OPINION: From time to time we see headlines in the news media such as "IRD takes $18m from tax dodgers", "Complex tax evasion case sounds a warning to tax cheats", "Woman jailed for tax evasion", and IRD media releases such as "Church members sentenced for false rebate claims" and "Fitness business operator sentenced for false GST claims".
However, as salacious as the headlines seem, if we look behind their veneer, is Inland Revenue winning the battle against people who are committing fraud against the tax system?
In 1999, economist David Giles was engaged by Inland Revenue to assist with measuring the size of the black economy in New Zealand. He estimated it was at 6.8 per cent of GDP in 1968 and 11.3 per cent of GDP in 1994.
While this work is a little old now, it highlights the probable size of the issue. Other more recent estimates put the loss at $7 billion a year in tax revenue.
In Budget 2010, the Government allocated Inland Revenue an extra $119.3 million over four years to strengthen compliance and debt activities, and in Budget 2012, an extra $78.4m over four years was added.
In 2011, the then minister of revenue announced that of the $119.3m allocated in 2010, extra tax assessed was $46.8m. In 2012 it was announced that this had increased to $86.9m - which was reported to be a return of $6.62 for every dollar allocated.
There is no doubt that extra resources devoted to administering compliance with our tax system will net the revenue extra funding. But is IRD getting on top in its battle with the black economy?
The reality is that many people operating in the black economy are completely outside the tax system. To put it another way, these people are all but invisible to Inland Revenue.

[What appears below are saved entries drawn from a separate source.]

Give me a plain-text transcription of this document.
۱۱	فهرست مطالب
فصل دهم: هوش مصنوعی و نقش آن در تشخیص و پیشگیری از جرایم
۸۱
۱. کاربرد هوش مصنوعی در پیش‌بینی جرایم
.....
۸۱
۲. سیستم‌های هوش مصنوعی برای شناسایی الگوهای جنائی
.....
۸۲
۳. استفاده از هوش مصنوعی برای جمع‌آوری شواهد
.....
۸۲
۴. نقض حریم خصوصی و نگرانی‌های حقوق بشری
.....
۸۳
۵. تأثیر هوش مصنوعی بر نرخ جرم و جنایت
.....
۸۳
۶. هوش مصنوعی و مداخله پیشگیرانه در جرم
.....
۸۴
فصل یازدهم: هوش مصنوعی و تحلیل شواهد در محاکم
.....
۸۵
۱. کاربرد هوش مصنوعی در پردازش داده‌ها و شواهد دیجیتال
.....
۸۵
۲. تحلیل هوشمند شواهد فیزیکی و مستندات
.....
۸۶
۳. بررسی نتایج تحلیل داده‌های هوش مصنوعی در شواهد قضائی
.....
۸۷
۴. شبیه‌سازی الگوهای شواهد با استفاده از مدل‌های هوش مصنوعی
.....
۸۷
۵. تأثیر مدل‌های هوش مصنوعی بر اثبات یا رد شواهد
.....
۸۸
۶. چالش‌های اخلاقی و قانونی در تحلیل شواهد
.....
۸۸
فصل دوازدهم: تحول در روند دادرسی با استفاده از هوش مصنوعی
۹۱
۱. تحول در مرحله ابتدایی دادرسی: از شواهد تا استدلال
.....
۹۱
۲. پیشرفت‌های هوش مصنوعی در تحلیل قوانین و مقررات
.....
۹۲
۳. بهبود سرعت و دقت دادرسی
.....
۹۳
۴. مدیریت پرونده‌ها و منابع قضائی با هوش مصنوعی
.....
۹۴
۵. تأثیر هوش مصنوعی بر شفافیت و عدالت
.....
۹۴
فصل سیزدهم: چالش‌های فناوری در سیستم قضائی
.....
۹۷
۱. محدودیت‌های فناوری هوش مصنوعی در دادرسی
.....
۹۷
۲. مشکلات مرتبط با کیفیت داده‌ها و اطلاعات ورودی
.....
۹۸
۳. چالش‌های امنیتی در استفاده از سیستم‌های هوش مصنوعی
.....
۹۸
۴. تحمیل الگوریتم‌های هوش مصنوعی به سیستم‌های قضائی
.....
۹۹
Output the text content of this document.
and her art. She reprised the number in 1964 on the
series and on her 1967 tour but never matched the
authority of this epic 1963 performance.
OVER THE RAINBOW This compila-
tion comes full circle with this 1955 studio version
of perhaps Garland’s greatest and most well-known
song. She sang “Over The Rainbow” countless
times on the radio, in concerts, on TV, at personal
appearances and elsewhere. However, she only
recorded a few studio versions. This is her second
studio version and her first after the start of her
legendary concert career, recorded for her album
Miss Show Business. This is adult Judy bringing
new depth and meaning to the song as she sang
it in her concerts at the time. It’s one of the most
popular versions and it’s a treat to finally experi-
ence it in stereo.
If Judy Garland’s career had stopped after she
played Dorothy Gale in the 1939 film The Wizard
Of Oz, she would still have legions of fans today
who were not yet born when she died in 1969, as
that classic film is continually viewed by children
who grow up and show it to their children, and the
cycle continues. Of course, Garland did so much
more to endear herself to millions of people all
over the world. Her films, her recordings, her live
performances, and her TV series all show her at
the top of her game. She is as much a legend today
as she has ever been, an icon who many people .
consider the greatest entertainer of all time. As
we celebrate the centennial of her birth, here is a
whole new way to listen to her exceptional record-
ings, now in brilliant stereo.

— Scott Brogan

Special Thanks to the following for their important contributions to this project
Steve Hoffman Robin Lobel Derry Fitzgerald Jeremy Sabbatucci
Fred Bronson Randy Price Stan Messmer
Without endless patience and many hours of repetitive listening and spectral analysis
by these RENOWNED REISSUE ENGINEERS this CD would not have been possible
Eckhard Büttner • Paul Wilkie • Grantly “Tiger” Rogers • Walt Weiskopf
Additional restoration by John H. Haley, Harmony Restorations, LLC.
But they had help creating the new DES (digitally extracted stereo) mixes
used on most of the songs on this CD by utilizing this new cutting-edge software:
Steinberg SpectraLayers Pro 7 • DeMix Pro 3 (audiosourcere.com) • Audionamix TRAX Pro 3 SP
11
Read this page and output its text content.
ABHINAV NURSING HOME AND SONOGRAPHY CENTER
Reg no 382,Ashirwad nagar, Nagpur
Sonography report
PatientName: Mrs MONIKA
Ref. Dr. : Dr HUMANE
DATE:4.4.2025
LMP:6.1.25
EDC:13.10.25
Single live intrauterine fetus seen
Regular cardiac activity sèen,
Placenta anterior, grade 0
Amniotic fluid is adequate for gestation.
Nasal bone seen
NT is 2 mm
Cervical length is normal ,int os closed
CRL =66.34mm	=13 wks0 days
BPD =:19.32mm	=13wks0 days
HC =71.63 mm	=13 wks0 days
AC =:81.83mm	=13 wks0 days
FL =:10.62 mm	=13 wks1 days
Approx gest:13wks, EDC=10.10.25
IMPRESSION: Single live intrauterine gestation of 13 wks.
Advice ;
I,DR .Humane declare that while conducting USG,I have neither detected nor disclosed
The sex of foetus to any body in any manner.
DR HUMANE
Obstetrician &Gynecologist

While the headlines give the impression IRD has the black economy "on the run", looking behind all the headlines I could find on the topic reveals that most relate to people inside the tax system in one form or other.
The headline "IRD takes $18m from tax dodgers" relates to taxpayers who made voluntary disclosures to IRD (that is, they owned up) following a case that went to the Supreme Court, the "Complex tax evasion case sounds a warning to tax cheats" headline related to two people who were very well known to IRD, the headline "Woman jailed for tax evasion" was a person who failed to account for PAYE and GST having previously done so, and the IRD media releases "Fitness business operator sentenced for false GST claims", again relate to people and documents within the tax system.
So when people are in the tax system in one form or other, and deliberately evade the payment of tax, it's fair to say IRD is making inroads into this part of our black economy.
However, when in excess of $200m has been allocated to IRD over six years starting in 2010, you would expect to see a return to Government from this. But even if IRD achieves a return of $6 for every extra dollar of the $200m allocated, this would be a return of a mere $1.2b over six years, which, when compared to the estimate of the size of the revenue leakage, still leaves a very large gap.
So despite the headlines and the associated fanfare, my intuition is that for those outside the tax system, the black economy is holding its own against the IRD onslaught.
* Craig Macalister is tax principal at accounting firm WHK in Invercargill.